29 Tahun Perjalanan SBSI Yang Tak Pernah Lelah (3)

Foto: Doc. Jacob Ereste

“Sejak SBSI bermarkas di Kayu Ramin Jakarta Timur ini, semua aktivis gerakan buruh di Eropa maupun Amerika serta negara lain, seperti Brasilia mulai memberi perhatian pada gerakan buruh di Asia, terutama Indonesia”

Oleh: Jacob Ereste

Jakarta (Bintangtimur.net) – Semasa SBSI berkantor pusat di Kawasan Kayu Ramin, Hutan Kayu Jakarta Timur antara tahun 1994-1996 sungguh sangat dramatik dan heroik. Sebab banyak kejadian yang pantas dicatat dalam sejarah panjang yang telah menghantar SBSI hingga berusia 29 tahun pada 25 April 2021.

Sejak SBSI bermarkas di Kayu Ramin Jakarta Timur ini, semua aktivis gerakan buruh di Eropa maupun Amerika serta negara lain, seperti Brasilia mulai memberi perhatian pada gerakan buruh di Asia, terutama Indonesia. Setidaknya mulai dari sikap dan wujud nyata solidaritas terhadap SBSI mendapat perhatian serius. Bahkan dukungan sekaligus bantuan, baik dalam bentuk moral maupun finansial.

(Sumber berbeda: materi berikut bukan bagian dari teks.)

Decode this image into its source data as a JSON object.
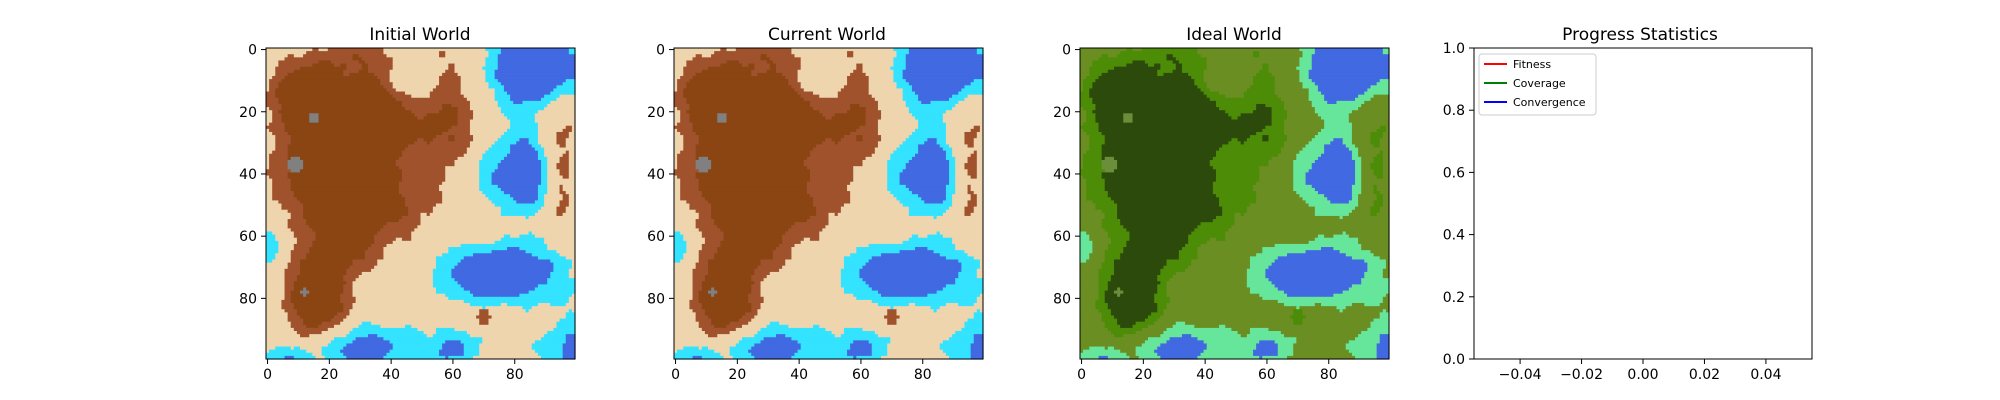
{
  "figure": {
    "panels": [
      {
        "title": "Initial World",
        "palette": "terrain"
      },
      {
        "title": "Current World",
        "palette": "terrain"
      },
      {
        "title": "Ideal World",
        "palette": "ideal"
      }
    ]
  },
  "colors": {
    "terrain": {
      "deep_water": "#4169e1",
      "shallow_water": "#33e3ff",
      "sand": "#eed5ad",
      "hill": "#a0522d",
      "mountain": "#8b4513",
      "rock": "#808080"
    },
    "ideal": {
      "deep_water": "#4169e1",
      "shallow_water": "#66e69a",
      "sand": "#6b8e23",
      "hill": "#4c8c06",
      "mountain": "#2c4a0b",
      "rock": "#6b8e3a"
    },
    "lines": {
      "fitness": "#ff0000",
      "coverage": "#008000",
      "convergence": "#0000ff"
    }
  },
  "chart_data": [
    {
      "type": "heatmap",
      "title": "Initial World",
      "grid_size": 100,
      "x_ticks": [
        0,
        20,
        40,
        60,
        80
      ],
      "y_ticks": [
        0,
        20,
        40,
        60,
        80
      ],
      "categories": [
        "deep water",
        "shallow water",
        "sand",
        "hill",
        "mountain",
        "rock"
      ]
    },
    {
      "type": "heatmap",
      "title": "Current World",
      "grid_size": 100,
      "x_ticks": [
        0,
        20,
        40,
        60,
        80
      ],
      "y_ticks": [
        0,
        20,
        40,
        60,
        80
      ],
      "categories": [
        "deep water",
        "shallow water",
        "sand",
        "hill",
        "mountain",
        "rock"
      ]
    },
    {
      "type": "heatmap",
      "title": "Ideal World",
      "grid_size": 100,
      "x_ticks": [
        0,
        20,
        40,
        60,
        80
      ],
      "y_ticks": [
        0,
        20,
        40,
        60,
        80
      ],
      "categories": [
        "deep water",
        "shallow water",
        "sand",
        "hill",
        "mountain",
        "rock"
      ]
    },
    {
      "type": "line",
      "title": "Progress Statistics",
      "series": [
        {
          "name": "Fitness",
          "values": []
        },
        {
          "name": "Coverage",
          "values": []
        },
        {
          "name": "Convergence",
          "values": []
        }
      ],
      "xlim": [
        -0.055,
        0.055
      ],
      "ylim": [
        0.0,
        1.0
      ],
      "x_ticks": [
        "−0.04",
        "−0.02",
        "0.00",
        "0.02",
        "0.04"
      ],
      "y_ticks": [
        "0.0",
        "0.2",
        "0.4",
        "0.6",
        "0.8",
        "1.0"
      ],
      "legend": "top-left"
    }
  ]
}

Yang pasti, beragam pendidikan dan pelatihan bagi kaum buruh Indonesia mendapat prioritas, berkat kepercayaan pada SBSI yang meyakinkan bahwa masalah mendasar kaum buruh di Indonesia adalah kesadaran dan pemahaman terhadap hal Ikhwal tentang kesadaran, pemahaman serta perlunya kaum buruh itu perlunya berorganisasi agar dapat menghadapi tekanan dari rezim otoriter yang tengah berkuasa.

Karena itu satu di antara dari pendalaman pendidikan dan pelatihan yang dilakukan dengan gigih dan tekun oleh SBSI, semakin disadari serta dipahami perlu adanya ikatan, jaringan serta sikap dari kebersamaan antara elemen buruh maupun serikat buruh.

Seruan aksi mogok buruh yang telah dinyatakan ditunda itu saat pelaksanaannya pun terlanjur menjadi berita dunia yang membangkitkan perhatian dunia serta solidaritas yang sangat mempesona bagi segenap eksponen buruh dan serikat buruh maupun para simpatisan untuk SBSI.

Kecuali itu, tentu saja formasi dari pengganti unsur pimpinan di lingkungan SBSI sendiri karena terkait dengan penangkapan Ketua Umum SBSI bersama ratusan aktivis buruh di Medan, Pematangsiantar, Surabaya dan Lampung serta di sejumlah daerah lain, telah menjadi semacam seleksi alam bagi aktivis buruh. Sebab banyak di antara aktivis yang bersikap tiarap atau melarikan diri dari kancah perjuangan, tak pula sedikit yang semakin kukuh serta menampilkan watak militansi yang otentik sebagai pejuang bagi kaum buruh yang tulen.

Dari proses seleksi alam inilah tampil kemudian Tohap Simanungkalit, Dhea Yudha Prakesha, Sunarti, Satrio Arismunandar dan Jacob Ereste yang melanjutkan perjuangan SBSI. Hingga jargon perjuangan yang terus merangsek implementasinya dalam bentuk perlawanan semakin menguat dalam tubuh SBSI. Maka itu diantara aktivis yang semula memilih sikap tiarap, bisa kembali bangkit dan bergabung memperkuat gerakan perlawanan SBSI.

Setidaknya, sebelum Ketua Umum menyerahkan diri kepada Kapoltabes Medan, Kombes Chairudin Ismail ketika itu, upaya diplomasi sudah dilakukan jajaran DPP SBSI. Karena dalam kesepakatan antara Poltabes Medan dengan DPP SBSI ialah, kesanggupan SBSI menjadi penanggung jawab peristiwa dari kerusuhan aksi unjuk rasa buruh di Medan itu dan menghadirkan Ketua Umum SBSI di Poltabes Medan dengan janji dari pihak Poltabes Medan untuk melepaskan semua aktivis buruh di Pematangsiantar dan aktivis buruh di Medan yang ditangkap oleh pihak kepolisian setempat. Tapi nyatanya janji itu diingkari.

Tentu dari pengalaman empirik serupa itu semakin mematangkan pemahaman segenap aktivis buruh dan serikat buruh bila rezim yang tengah mabuk kekuasaan itu memang dispotik, culas dan hipokrit serta cenderung menghalalkan segala caranya untuk tetap menggenggam kekuasaan.